For lowest CO2 levels in 17 years, thank fracking
The most underreported recent environmental story has been the dramatic decline in energy-related carbon emissions — nearly back to mid-1990s levels, and falling.
Maybe it’s because that story just doesn’t fit the left’s mantra that traditional energy sources are destroying the environment.
The U.S. Energy Information Administration’s (EIA) June energy report says that energy-related carbon dioxide fell to 5,473 million metric tons (MMT) in 2011.
That’s down from a high of 6,020 MMT in 2007, and only a little above 1995’s level of 5,314 MMT.
Better yet, emissions in the first quarter of 2012 fell at an even faster rate — down 7.5 percent from the first quarter of 2011 and 8.5 percent from the same time in 2010. If the rest of 2012 follows its first-quarter trend, we may see total energy-related carbon dioxide emissions drop to early-1990s levels.
That’s a very positive environmental story, and yet you probably haven’t heard a word about it. Especially from the Environmental Protection Agency (EPA), which couldn’t keep tyrannizing the states if the truth got out — and now that tyranny has the blessing of a federal appeals court.
A three-judge panel of the U.S. Court of Appeals for the District of Columbia Circuit recently rejected arguments by several states and industry groups that the EPA was overstepping its authority and using strong-arm tactics to regulate greenhouse gasses.

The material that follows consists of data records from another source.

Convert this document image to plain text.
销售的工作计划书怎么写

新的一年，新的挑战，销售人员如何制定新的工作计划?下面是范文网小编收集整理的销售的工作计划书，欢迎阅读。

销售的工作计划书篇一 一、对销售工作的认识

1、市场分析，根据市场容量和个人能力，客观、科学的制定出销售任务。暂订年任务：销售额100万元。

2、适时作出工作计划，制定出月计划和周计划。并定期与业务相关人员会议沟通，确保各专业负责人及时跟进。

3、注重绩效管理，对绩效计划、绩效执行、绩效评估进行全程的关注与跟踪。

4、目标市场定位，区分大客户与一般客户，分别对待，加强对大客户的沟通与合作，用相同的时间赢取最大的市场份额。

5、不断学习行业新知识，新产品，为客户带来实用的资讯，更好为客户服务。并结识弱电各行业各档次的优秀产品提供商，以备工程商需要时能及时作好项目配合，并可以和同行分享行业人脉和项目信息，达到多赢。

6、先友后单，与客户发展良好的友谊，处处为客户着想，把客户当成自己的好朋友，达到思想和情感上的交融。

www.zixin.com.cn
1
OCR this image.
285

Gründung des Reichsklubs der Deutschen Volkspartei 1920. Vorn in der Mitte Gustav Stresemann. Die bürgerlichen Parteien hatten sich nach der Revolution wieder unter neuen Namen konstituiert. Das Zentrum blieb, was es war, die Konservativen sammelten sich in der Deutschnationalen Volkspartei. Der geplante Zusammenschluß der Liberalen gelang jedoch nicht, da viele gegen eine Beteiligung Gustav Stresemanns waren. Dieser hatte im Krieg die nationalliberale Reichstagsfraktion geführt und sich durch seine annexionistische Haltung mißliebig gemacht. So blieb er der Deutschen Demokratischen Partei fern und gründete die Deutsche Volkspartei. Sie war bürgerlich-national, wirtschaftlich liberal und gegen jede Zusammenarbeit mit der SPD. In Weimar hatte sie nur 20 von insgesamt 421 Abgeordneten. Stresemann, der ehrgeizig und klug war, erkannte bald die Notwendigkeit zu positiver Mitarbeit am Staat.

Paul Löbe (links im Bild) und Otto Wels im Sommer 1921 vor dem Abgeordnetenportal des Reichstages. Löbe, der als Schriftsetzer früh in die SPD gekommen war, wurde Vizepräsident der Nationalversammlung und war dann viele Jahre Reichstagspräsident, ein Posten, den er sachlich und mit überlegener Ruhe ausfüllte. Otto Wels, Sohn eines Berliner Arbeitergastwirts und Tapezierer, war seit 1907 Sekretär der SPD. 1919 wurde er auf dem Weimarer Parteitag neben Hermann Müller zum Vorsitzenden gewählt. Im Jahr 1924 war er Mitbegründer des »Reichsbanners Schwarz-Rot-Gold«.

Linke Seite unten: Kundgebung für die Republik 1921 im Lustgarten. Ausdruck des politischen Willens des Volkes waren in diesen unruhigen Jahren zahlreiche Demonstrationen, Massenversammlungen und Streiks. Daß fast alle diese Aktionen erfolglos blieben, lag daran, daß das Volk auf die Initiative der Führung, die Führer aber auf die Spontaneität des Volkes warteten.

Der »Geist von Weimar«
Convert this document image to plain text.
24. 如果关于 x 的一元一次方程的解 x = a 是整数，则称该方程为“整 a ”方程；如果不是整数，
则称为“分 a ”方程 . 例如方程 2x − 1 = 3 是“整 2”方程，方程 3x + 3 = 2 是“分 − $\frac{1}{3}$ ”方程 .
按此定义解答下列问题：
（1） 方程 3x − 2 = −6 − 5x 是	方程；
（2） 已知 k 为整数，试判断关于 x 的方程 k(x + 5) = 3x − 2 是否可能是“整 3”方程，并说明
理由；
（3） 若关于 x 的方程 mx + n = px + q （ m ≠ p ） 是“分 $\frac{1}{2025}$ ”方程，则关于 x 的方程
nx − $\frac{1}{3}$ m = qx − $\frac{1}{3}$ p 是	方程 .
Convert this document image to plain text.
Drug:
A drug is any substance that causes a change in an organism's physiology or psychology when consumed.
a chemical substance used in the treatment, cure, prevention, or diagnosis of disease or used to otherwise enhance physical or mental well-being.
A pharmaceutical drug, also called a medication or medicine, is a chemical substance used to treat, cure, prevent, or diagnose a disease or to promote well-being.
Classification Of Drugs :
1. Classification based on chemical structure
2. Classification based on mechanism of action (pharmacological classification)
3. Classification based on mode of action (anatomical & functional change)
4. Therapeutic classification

As we learned from former White House Chief of Staff Rahm Emanuel’s comment about a crisis being a terrible thing to waste, the heavy hand of government regulation can get a lot heavier if it can claim it’s addressing a crisis. And highlighting a huge decline is energy-related carbon dioxide emissions doesn’t fit the crisis scenario.
So why the decline? It would be hard to credit either political party. As EIA figures show, energy-related carbon dioxide emissions had been rising steadily for decades — through both Republican and Democratic administrations and Congresses. They were rising in the 1990s when Bill Clinton was president, and continued to rise when George W. Bush was in office.
However, emissions began to fall after 2007, when Barack Obama was only a second-year senator — so he doesn’t get the credit.
The most likely explanation for the decline is the shale gas revolution, made possible by hydraulic fracturing, or fracking.
Increasingly, power plants are turning to natural gas because it has become abundant, and therefore cheap. And though technology is improving our ability to reduce emissions from coal usage, natural gas is still a much cleaner source.
Indeed, natural gas has just passed an important milestone. As noted by John Hanger, energy expert and former secretary of the Pennsylvania Department of Environmental Protection: “As of April, gas tied coal at 32 percent of the electric power generation market, nearly ending coal’s 100-year reign on top of electricity markets.”
There are other factors, of course. For one, a slow economy tends to use less energy, especially oil. And despite President Obama’s two — or is it three — “summers of recovery,” this economy is going nowhere fast.
The economic slowdown appears to be causing a gradual decline in petroleum-related carbon dioxide emissions, which also peaked in 2007 and then began to fall, albeit at a slower pace than the total emissions decline.
Even so, all facets of the energy industry have been working to reduce carbon emissions, and those efforts are beginning to pay off.
The refining industry, for example, reports that between 1990 and 2008 it spent $112 billion — and $20 billion in 2010 alone — to get emissions in compliance with regulations. As a result, the industry has reduced sulfur levels in gasoline by 90 percent since 2004 and a similar reduction in diesel since 2005.
That task is made more difficult when refiners have to rely on upgrading existing plants to meet new federal regulations rather than building new ones, leading several northeast refineries to shut down recently.
The reason for the lack of new refineries is the EPA refused to grant any new building permits.
The good news, according to the Associated Press, is that the EPA has just granted “final permit approval” to three Native American tribes in North Dakota to build a new refinery — the first permit in the lower 48 states in 41 years. It’s a start, but only a start.
So energy-related carbon dioxide emissions are way down, and it’s mostly because of private sector innovations in energy production. It’s a huge success story; just don’t expect the EPA, or the media, to be telling it.
[Merrill Matthews is a resident scholar with the Institute for Policy Innovation in Dallas, Texas.]